Nancy Thaler has always been a friend to ACHIEVA – probably because she and our organization are of like mind, being committed to community-based services, inclusion, and finding new and innovative ways to do things. Just last month, Nancy visited ACHIEVA to get an update on “vocational transformation” – ACHIEVA’s effort to transition away from sheltered workshops and toward competitive-integrated employment and community participation. The movement from facility-based programming to work and community participation has been a priority for Nancy. She was impressed with the progress we’ve made and affirmed during her visit ACHIEVA’s status as a leader in its field.

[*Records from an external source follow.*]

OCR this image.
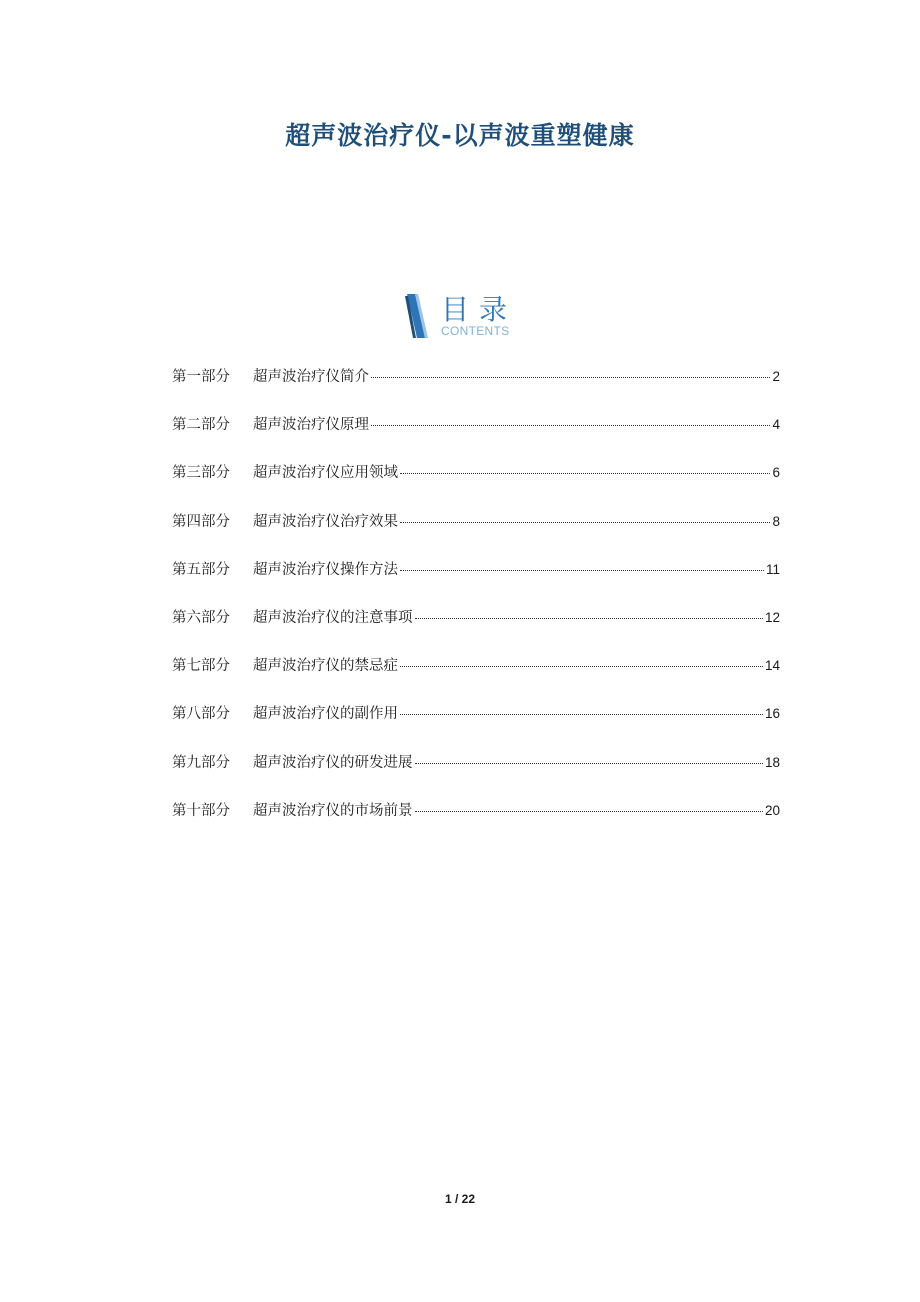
超声波治疗仪-以声波重塑健康
目录
CONTENTS
第一部分	超声波治疗仪简介	2
第二部分	超声波治疗仪原理	4
第三部分	超声波治疗仪应用领域	6
第四部分	超声波治疗仪治疗效果	8
第五部分	超声波治疗仪操作方法	11
第六部分	超声波治疗仪的注意事项	12
第七部分	超声波治疗仪的禁忌症	14
第八部分	超声波治疗仪的副作用	16
第九部分	超声波治疗仪的研发进展	18
第十部分	超声波治疗仪的市场前景	20
1 / 22
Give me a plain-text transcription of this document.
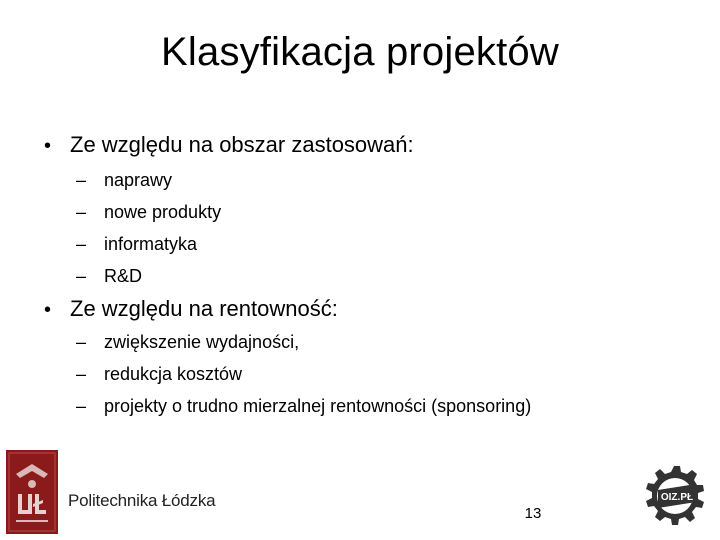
Klasyfikacja projektów
• Ze względu na obszar zastosowań:
– naprawy
– nowe produkty
– informatyka
– R&D
• Ze względu na rentowność:
– zwiększenie wydajności,
– redukcja kosztów
– projekty o trudno mierzalnej rentowności (sponsoring)
Politechnika Łódzka
13
OIZ.PŁ
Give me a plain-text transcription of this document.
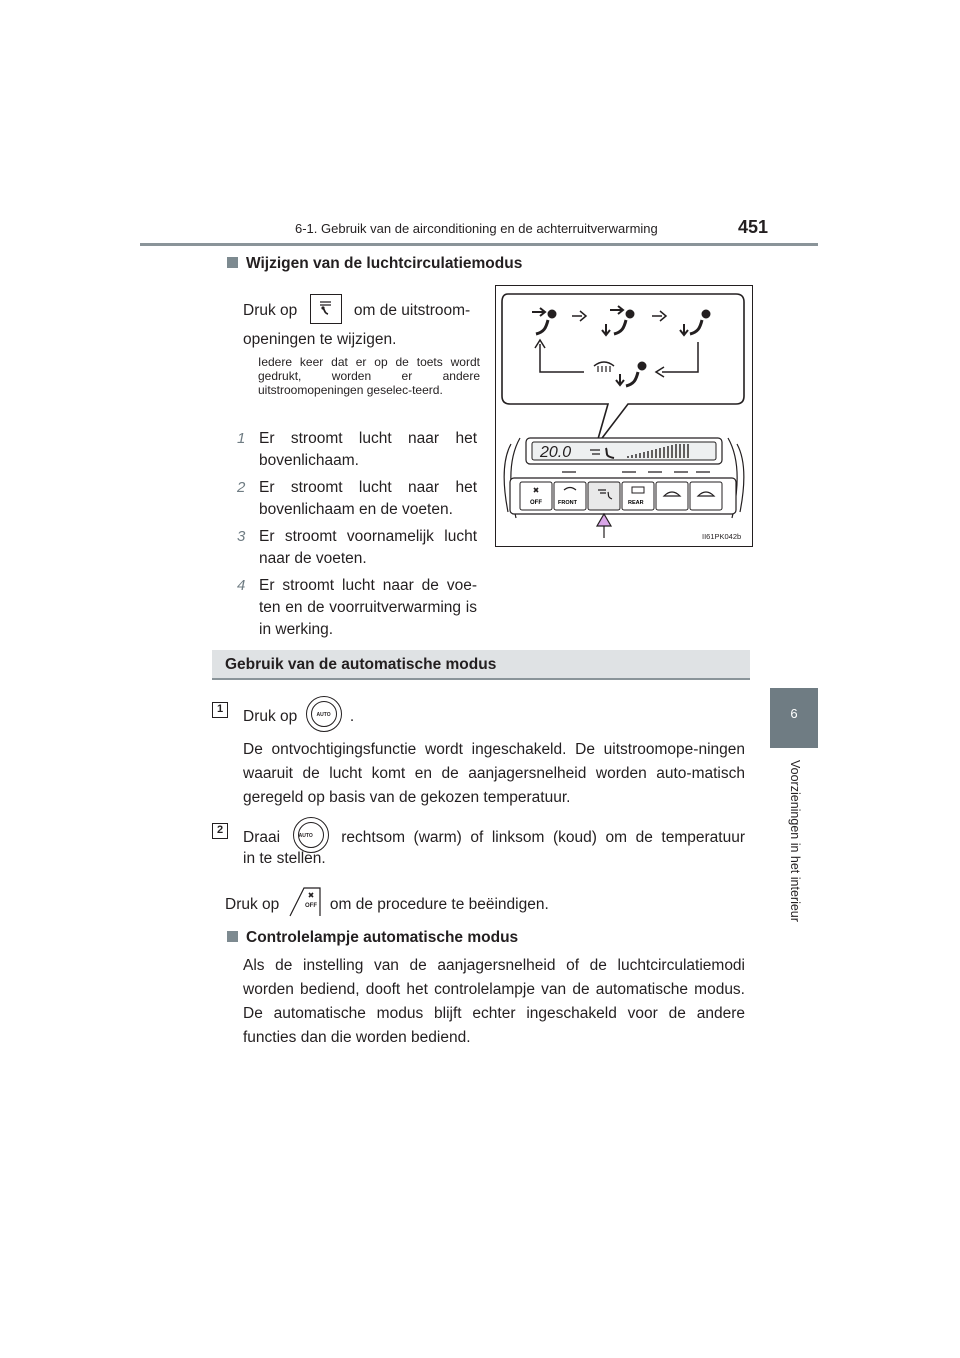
6-1. Gebruik van de airconditioning en de achterruitverwarming	451
6
Voorzieningen in het interieur
Wijzigen van de luchtcirculatiemodus
Druk op	om de uitstroom-
openingen te wijzigen.
Iedere keer dat er op de toets wordt gedrukt, worden er andere uitstroomopeningen geselec-teerd.
1 Er stroomt lucht naar het bovenlichaam.
2 Er stroomt lucht naar het bovenlichaam en de voeten.
3 Er stroomt voornamelijk lucht naar de voeten.
4 Er stroomt lucht naar de voe-ten en de voorruitverwarming is in werking.
20.0
OFF	FRONT	REAR
II61PK042b
Gebruik van de automatische modus
1	Druk op	AUTO	.
De ontvochtigingsfunctie wordt ingeschakeld. De uitstroomope-ningen waaruit de lucht komt en de aanjagersnelheid worden auto-matisch geregeld op basis van de gekozen temperatuur.
2	Draai	AUTO	rechtsom (warm) of linksom (koud) om de temperatuur
in te stellen.
Druk op	OFF om de procedure te beëindigen.
Controlelampje automatische modus
Als de instelling van de aanjagersnelheid of de luchtcirculatiemodi worden bediend, dooft het controlelampje van de automatische modus. De automatische modus blijft echter ingeschakeld voor de andere functies dan die worden bediend.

As we say farewell to Nancy, we congratulate and welcome Kristen Ahrens as the new Acting Deputy Secretary. People with disabilities and their families are fortunate to have Kristen in this position as she shares ACHIEVA’s commitment to community-based services, inclusion, quality, and innovation. ACHIEVA has a long history of working with Kristin – its advocacy and family supports staff having worked with Kristin for almost 10 years on the “Partnership” when she was with Temple University’s Institute on Disabilities. We look forward to working with Kristen to continue the positive momentum and give all people with intellectual disabilities and/or autism in southwestern Pennsylvania an “Everyday Life.”